Can Plaintiffs Keep Facebook Profiles “Private” to Shield from eDiscovery?
“Postings on Facebook and other social media present a unique challenge for courts, due to their relative novelty and their ability to be shared by or with someone besides the original poster.” Such was the issue facing a district court in Higgins v. Koch Development Corporation, No. 3:11-cv-81-RLY-WGH(S.D.In. July 5, 2013). In its entry on the defendant’s Motion to Compel the production of plaintiffs’ Facebook accounts, the court considered the issue of whether the defendant made the “threshold showing” of relevance for Facebook information.

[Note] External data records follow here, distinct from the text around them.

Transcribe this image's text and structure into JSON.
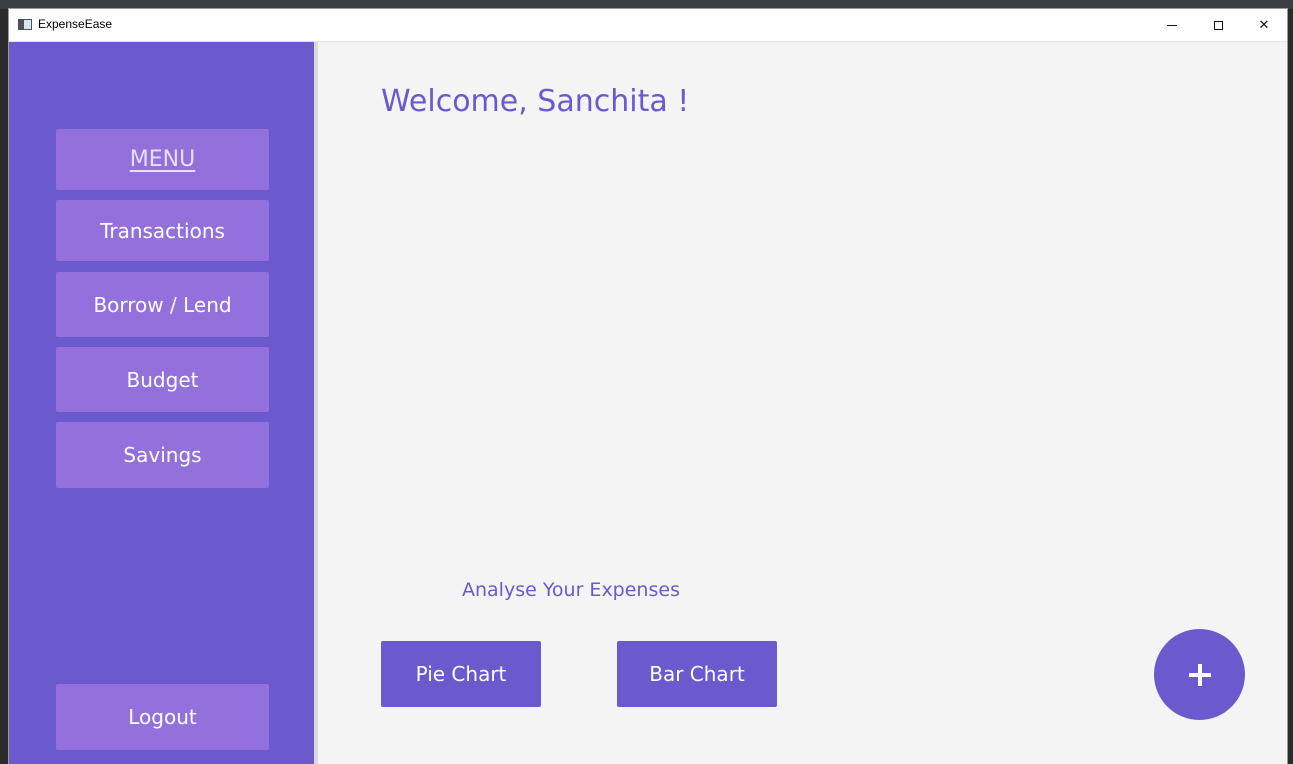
{
  "window": {
    "title": "ExpenseEase",
    "minimize_glyph": "",
    "close_glyph": "✕"
  },
  "sidebar": {
    "menu_title": "MENU",
    "items": [
      {
        "label": "Transactions"
      },
      {
        "label": "Borrow / Lend"
      },
      {
        "label": "Budget"
      },
      {
        "label": "Savings"
      }
    ],
    "logout_label": "Logout"
  },
  "main": {
    "welcome": "Welcome, Sanchita !",
    "analyse_label": "Analyse Your Expenses",
    "pie_chart_label": "Pie Chart",
    "bar_chart_label": "Bar Chart",
    "add_icon": "plus-icon"
  },
  "colors": {
    "sidebar_bg": "#6a5acd",
    "menu_button_bg": "#9370db",
    "accent": "#6a5acd",
    "content_bg": "#f4f4f4"
  }
}
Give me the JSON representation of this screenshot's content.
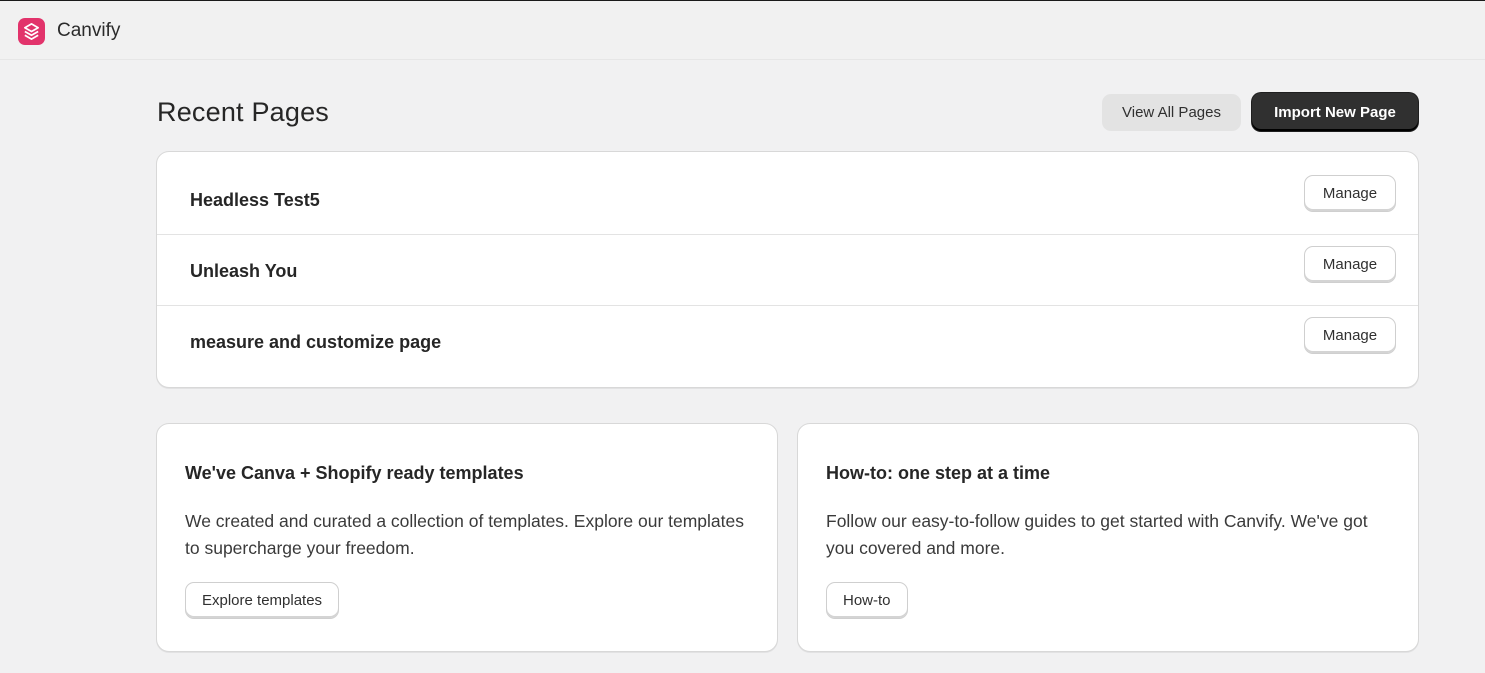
{
  "app": {
    "name": "Canvify",
    "logo_icon": "canvify-logo-icon",
    "brand_color": "#e2336b"
  },
  "header": {
    "title": "Recent Pages",
    "view_all_label": "View All Pages",
    "import_label": "Import New Page"
  },
  "pages": [
    {
      "name": "Headless Test5",
      "action": "Manage"
    },
    {
      "name": "Unleash You",
      "action": "Manage"
    },
    {
      "name": "measure and customize page",
      "action": "Manage"
    }
  ],
  "cards": {
    "templates": {
      "title": "We've Canva + Shopify ready templates",
      "body": "We created and curated a collection of templates. Explore our templates to supercharge your freedom.",
      "button": "Explore templates"
    },
    "howto": {
      "title": "How-to: one step at a time",
      "body": "Follow our easy-to-follow guides to get started with Canvify. We've got you covered and more.",
      "button": "How-to"
    }
  }
}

Plaintiffs had filed suit against a theme park, alleging that the negligent use of “acid and bleach” in the water had caused injuries to their eyes, throats, noses and lungs. Plaintiffs alleged such injuries have impacted their enjoyment of life, ability to engage in outdoor activities and employment. Further, both the plaintiffs’ Facebook accounts were set to the highest privacy settings. They argued that the accounts should not be included in plaintiff ESI production because:
1. The requests violated their privacy, since their pages only allowed certain people to see the accounts;
2. The requests violated the privacy of third-parties “tagged” on photographs; and
3. The requests were over broad, vague and ambiguous, not limited in time and scope.